M. le président. Monsieur Dreyfus-Schmidt, que pensez-vous de la suggestion de M. le rapporteur ?
M. Michel Dreyfus-Schmidt. Je choisis le première option, qui consiste à porter le montant de l'amende à 25 000 francs.
M. le président. Il s'agit donc de l'amendement n° 200 rectifié, présenté par MM. Dreyfus-Schmidt, Badinter et les membres du groupe socialiste et apparentés, et tendant à insérer, après l'article 6, un article additionnel ainsi rédigé :
« I. - Après les mots : "force publique", la fin du troisième alinéa de l'article 109 du code de procédure pénale est supprimée.
« II. - Après l'article 434-15, il est inséré dans le code pénal un article ainsi rédigé :
« Art. 434-15-1 Le fait de ne pas comparaître, sans excuse ni justification, devant le juge d'instruction par une personne qui a été citée par lui pour y être entendue comme témoin est puni de 25 000 francs d'amende. ».
Quel est l'avis du Gouvernement ?
Mme Elisabeth Guigou, garde des sceaux. Je m'en remets à la sagesse de la Haute Assemblée sur cet amendement.
Il est vrai que nous avons besoin de dispositions permettant à un juge d'instruction de condamner un témoin défaillant.
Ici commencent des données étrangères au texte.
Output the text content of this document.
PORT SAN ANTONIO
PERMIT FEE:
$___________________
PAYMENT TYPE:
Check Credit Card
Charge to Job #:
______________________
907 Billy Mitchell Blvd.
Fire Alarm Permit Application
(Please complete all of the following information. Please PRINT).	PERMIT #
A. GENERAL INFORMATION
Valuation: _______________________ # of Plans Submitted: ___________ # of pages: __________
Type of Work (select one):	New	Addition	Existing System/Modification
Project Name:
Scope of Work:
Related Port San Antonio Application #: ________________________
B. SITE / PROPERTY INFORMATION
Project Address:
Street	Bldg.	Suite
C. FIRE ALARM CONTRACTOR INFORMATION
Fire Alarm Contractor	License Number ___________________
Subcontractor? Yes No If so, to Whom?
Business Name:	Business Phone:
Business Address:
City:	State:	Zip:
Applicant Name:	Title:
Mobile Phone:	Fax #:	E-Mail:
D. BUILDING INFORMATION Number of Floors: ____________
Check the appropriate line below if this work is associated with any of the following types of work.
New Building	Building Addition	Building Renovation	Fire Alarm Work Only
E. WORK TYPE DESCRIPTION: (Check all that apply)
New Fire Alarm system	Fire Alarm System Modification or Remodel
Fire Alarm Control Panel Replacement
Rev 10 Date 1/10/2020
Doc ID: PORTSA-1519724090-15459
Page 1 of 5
Ce type de dispositions existe d'ailleurs à l'échelon du tribunal correctionnel ou de la cour d'assises, et même si ces mesures sont, en pratique, peu utilisées, je crois qu'il est important de maintenir une forme d'astreinte.
La situation est très comparable à celle qui prévaut pour les condamnations à des amendes civiles que les juridictions civiles ou administratives peuvent prononcer. Cependant, est-il souhaitable de remplacer une contravention de cinquième classe, symbolique mais dissuasive, par un délit passible du tribunal correctionnel, ce qui est plus sévère mais peut-être moins efficace ? Je laisse au Sénat le soin de trancher.
M. Hubert Haenel. C'est plus cohérent !
M. le président. Personne ne demande la parole ?...
Je mets aux voix l'amendement n° 200 rectifié, accepté par la commission et pour lequel le Gouvernement s'en remet à la sagesse du Sénat.

(L'amendement est adopté.)
M. le président. En conséquence, un article additionnel ainsi rédigé est inséré dans le projet de loi, après l'article 6.